Mr Campbell's decision to quit the paper on Tuesday was seen by the Labour Party as a signal that its only mass-circulation supporter was about to switch allegiance.
Lord Hollick's move against Mr Montgomery came before a board meeting at the company's Holborn headquarters yesterday. Lord Hollick supported Mr Montgomery's appointment last October. The change of stance was said to have been supported by Sir Gordon Borrie, the former director-general of the Office of Fair Trading, who now chairs Labour's Commission on Social Justice. Sir Gordon was appointed a non-executive director of the company last month.
Mr Campbell's departure followed the appointment of David Seymour to supervise the newspaper's political coverage. Mr Seymour formerly worked at Today, a Rupert Murdoch-owned paper, under the editorship of Mr Montgomery.
That decision provoked censure by 150 Labour MPs in a strongly- worded Commons motion yesterday. The tabling of the motion is understood to have followed discussions between Lord Hollick and Neil Kinnock, the former party leader. Other signatories include Roy Hattersley.
Mr Montgomery promised to retain the group's Labour allegiance when he took over as chief executive. John Smith, the Labour leader, expressed concern about ther paper's future political position on Tuesday. But the motion effectively calls for his sacking.
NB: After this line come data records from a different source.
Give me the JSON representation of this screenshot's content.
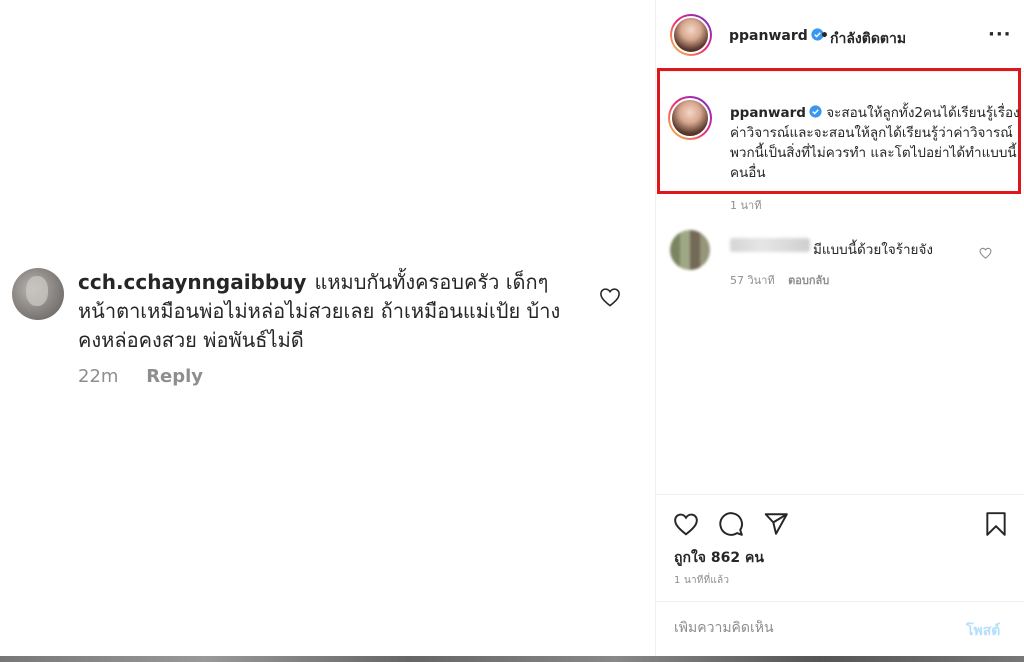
{
  "enlarged_comment": {
    "username": "cch.cchaynngaibbuy",
    "text": "แหมบกันทั้งครอบครัว เด็กๆ หน้าตาเหมือนพ่อไม่หล่อไม่สวยเลย ถ้าเหมือนแม่เป้ย บ้างคงหล่อคงสวย พ่อพันธ์ไม่ดี",
    "time": "22m",
    "reply_label": "Reply",
    "icons": {
      "like": "heart-outline-icon"
    }
  },
  "post": {
    "header": {
      "username": "ppanward",
      "separator": "•",
      "follow_status": "กำลังติดตาม",
      "more": "···",
      "icons": {
        "verified": "verified-badge-icon",
        "options": "more-options-icon"
      }
    },
    "caption": {
      "username": "ppanward",
      "text": "จะสอนให้ลูกทั้ง2คนได้เรียนรู้เรื่องค่าวิจารณ์และจะสอนให้ลูกได้เรียนรู้ว่าค่าวิจารณ์พวกนี้เป็นสิ่งที่ไม่ควรทำ และโตไปอย่าได้ทำแบบนี้คนอื่น",
      "time": "1 นาที",
      "highlight_color": "#e0161d"
    },
    "comments": [
      {
        "text": "มีแบบนี้ด้วยใจร้ายจัง",
        "time": "57 วินาที",
        "reply_label": "ตอบกลับ"
      }
    ],
    "actions": {
      "icons": [
        "heart-icon",
        "comment-icon",
        "share-icon",
        "bookmark-icon"
      ],
      "likes": "ถูกใจ 862 คน",
      "posted": "1 นาทีที่แล้ว"
    },
    "add_comment": {
      "placeholder": "เพิ่มความคิดเห็น",
      "post_label": "โพสต์"
    }
  },
  "colors": {
    "accent_blue": "#3897f0",
    "post_disabled": "#b2dffc",
    "text": "#262626",
    "muted": "#8e8e8e"
  }
}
It says: 'Noting this and other changes instigated by Mr Montgomery which jeopardise the Daily Mirror's traditionally high standards of journalism, its independence from Conservative politics, the support of many of its readers and the plurality of opinion in the British press, expresses its lack of confidence in David Montgomery.'
A rival amendment to the Commons motion, supporting Mr Seymour's appointment, was tabled by the Labour MP George Galloway, saying Mr Seymour is committed to the Labour movement.